The
Synge-Craven Collection of Regional Slipware
「シン=クレイブン氏コレクション」英国スリップウェア展
2006年6月27日〜10月29日
個人収集家の情熱が結晶した知られざる「英国スリップウェア」のコレクションが、この夏ブラックウェル館で公開されます。このコレクションには17世紀初めから19世紀末にかけてイングランド各地やウェールズで作り出された作品が含まれ、このたびの展覧会ではそのうちの100点以上が館の部屋を飾ります。
スリップと呼ばれる液状の化粧土で独特の文様がつけられた陶器ー。スリップウェアとして知られるこの素朴な焼き物は、英国で古くから家庭で愛用されてきた生活用品でした。食料を保存しておくための壷や料理皿、発酵酒を入れる水差し、ハーブや野菜を植える鉢、鶏の餌箱、雨どいや屋根瓦にまでいたる日用雑器が各地で作られていました。農村では農業を営む傍ら仕事のない冬場などにを家族ぐるみで営む窯場も多くあり、画一的でない表現豊かで個性的な作品が生み出されました。文様の付け方も羽や動物の角を使うもの、凸版で初めにくぼみをつけそこに化粧土を流し込む方法など様々でした。
結婚や子供の誕生などの出来事があると、普段このような雑器を大量に生産していた陶工たちが祝いのしるしとして一度きりの特別な焼き物を作ることもありました。たいていは依頼によるもので贈られる人の名前や日付が記されています。このような記念品の多くはミニチュアの家具や揺りかごの形をしたもの、貯金箱などで、これらには陶工たちの技と創意が最も強く表れています。他にも、大勢で乾杯するための複数の取手がついた酒器、わざとたくさんの穴が開けらた「パズル・ジャグ」と呼ばれる水差しなど酒飲みの遊びに使われたものもあります。今回の展覧会には、ユーモラスな動物の姿をした器や笛、底からカエルが顔を覗かせるコップなども見られ、その豊かな発想に驚かされます。
スリップウェアといえば、現在一般的によく知られるのが1660年代よりスタフォードシャー州で活躍をしたトーマス・トフトの作品。いきいきと描かれた原始的でかつモダンな彼のスリップ装飾は、英国スリップウェアの代表的イメージのようになっています。その一方で著名な窯場以外で作られた無銘の作品も非常に良い保存状態で現存し、いかにスリップウェアが人々の生活の一部として長年愛着を持って残されてきたかが伺えます。
作品が作られたそれぞれの時代に繰り広げられてきた様々な人間のドラマを垣間見せてくれるスリップウェア。
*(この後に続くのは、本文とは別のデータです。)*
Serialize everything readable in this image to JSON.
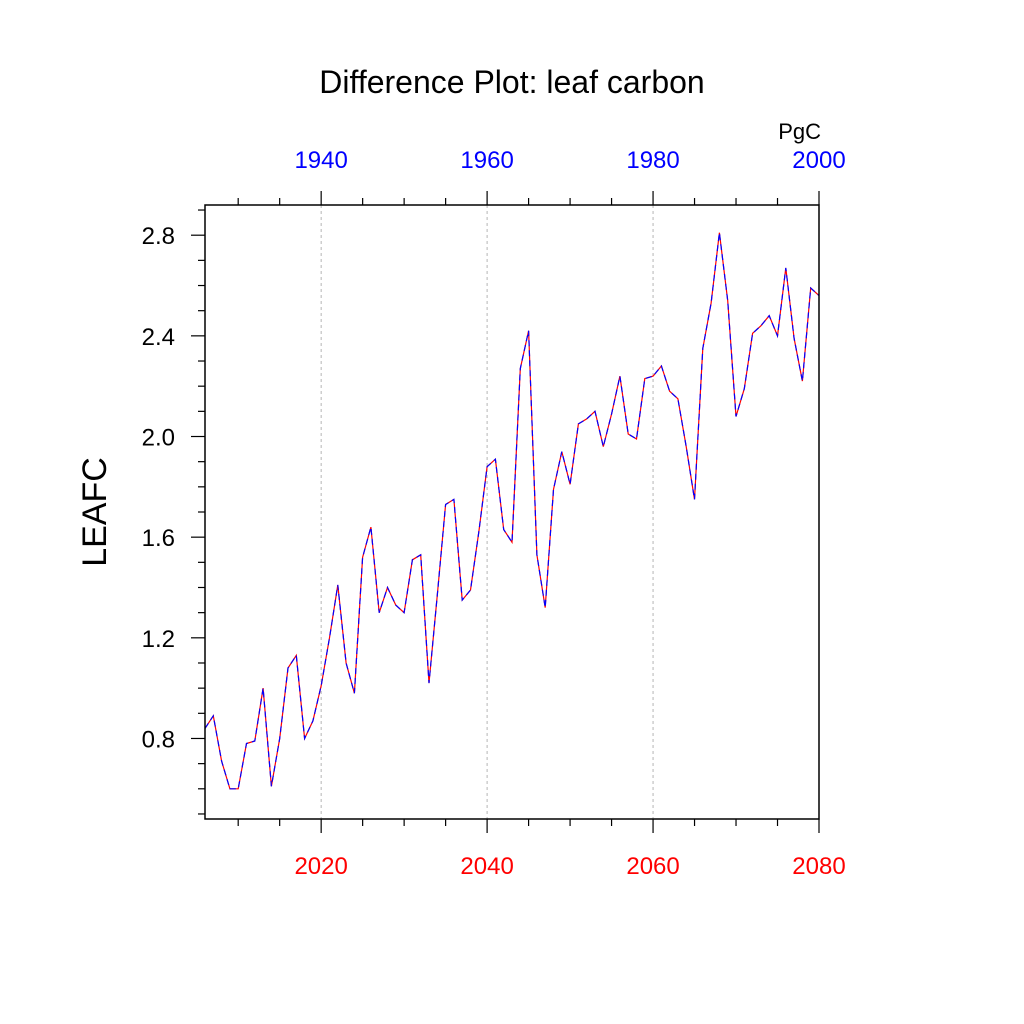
{
  "chart_data": {
    "type": "line",
    "title": "Difference Plot: leaf carbon",
    "units": "PgC",
    "ylabel": "LEAFC",
    "xlabel": "",
    "xlim": [
      2006,
      2080
    ],
    "ylim": [
      0.48,
      2.92
    ],
    "bottom_axis": {
      "ticks": [
        2020,
        2040,
        2060,
        2080
      ],
      "color": "#ff0000"
    },
    "top_axis": {
      "ticks": [
        1940,
        1960,
        1980,
        2000
      ],
      "offset_years": 80,
      "color": "#0000ff"
    },
    "y_ticks": [
      0.8,
      1.2,
      1.6,
      2.0,
      2.4,
      2.8
    ],
    "grid": "vertical dotted at major x ticks",
    "series": [
      {
        "line_colors": [
          "#ff0000",
          "#0000ff"
        ],
        "x": [
          2006,
          2007,
          2008,
          2009,
          2010,
          2011,
          2012,
          2013,
          2014,
          2015,
          2016,
          2017,
          2018,
          2019,
          2020,
          2021,
          2022,
          2023,
          2024,
          2025,
          2026,
          2027,
          2028,
          2029,
          2030,
          2031,
          2032,
          2033,
          2034,
          2035,
          2036,
          2037,
          2038,
          2039,
          2040,
          2041,
          2042,
          2043,
          2044,
          2045,
          2046,
          2047,
          2048,
          2049,
          2050,
          2051,
          2052,
          2053,
          2054,
          2055,
          2056,
          2057,
          2058,
          2059,
          2060,
          2061,
          2062,
          2063,
          2064,
          2065,
          2066,
          2067,
          2068,
          2069,
          2070,
          2071,
          2072,
          2073,
          2074,
          2075,
          2076,
          2077,
          2078,
          2079,
          2080
        ],
        "values": [
          0.84,
          0.89,
          0.71,
          0.6,
          0.6,
          0.78,
          0.79,
          1.0,
          0.61,
          0.8,
          1.08,
          1.13,
          0.8,
          0.87,
          1.01,
          1.2,
          1.41,
          1.1,
          0.98,
          1.52,
          1.64,
          1.3,
          1.4,
          1.33,
          1.3,
          1.51,
          1.53,
          1.02,
          1.37,
          1.73,
          1.75,
          1.35,
          1.39,
          1.62,
          1.88,
          1.91,
          1.63,
          1.58,
          2.27,
          2.42,
          1.53,
          1.32,
          1.79,
          1.94,
          1.81,
          2.05,
          2.07,
          2.1,
          1.96,
          2.09,
          2.24,
          2.01,
          1.99,
          2.23,
          2.24,
          2.28,
          2.18,
          2.15,
          1.96,
          1.75,
          2.35,
          2.53,
          2.81,
          2.54,
          2.08,
          2.19,
          2.41,
          2.44,
          2.48,
          2.4,
          2.67,
          2.39,
          2.22,
          2.59,
          2.56
        ]
      }
    ]
  }
}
また、鑑賞されるためだけの美術作品にはない「用の美」と自由な発想が形となったこれらの作品に、優れた芸術性を見出しインスピレーションを得た作家や思想家も数多くいます。日本民芸運動の父、柳宗悦もそのうちの一人でした。この展覧会で私たちが目にするのはただの過去の産物ではなく現代の心にも生きる作品なのです。
この貴重なスリップウェアのコレクションを長年にわたって収集・研究してきたローレンス・シン=クレイブンは、「これらの作品にはひたむきなほど前向きな姿勢がうかがえる」と言います。釉に鉛などの成分を含むことから、体に害を及ぼす危険のあったスリップウェア作り。それにもかかわらず、時には愛情のしるしとして手間をかけてつくられた作品には、それを手に取る者の心を温め元気付けてくれる力があるのです。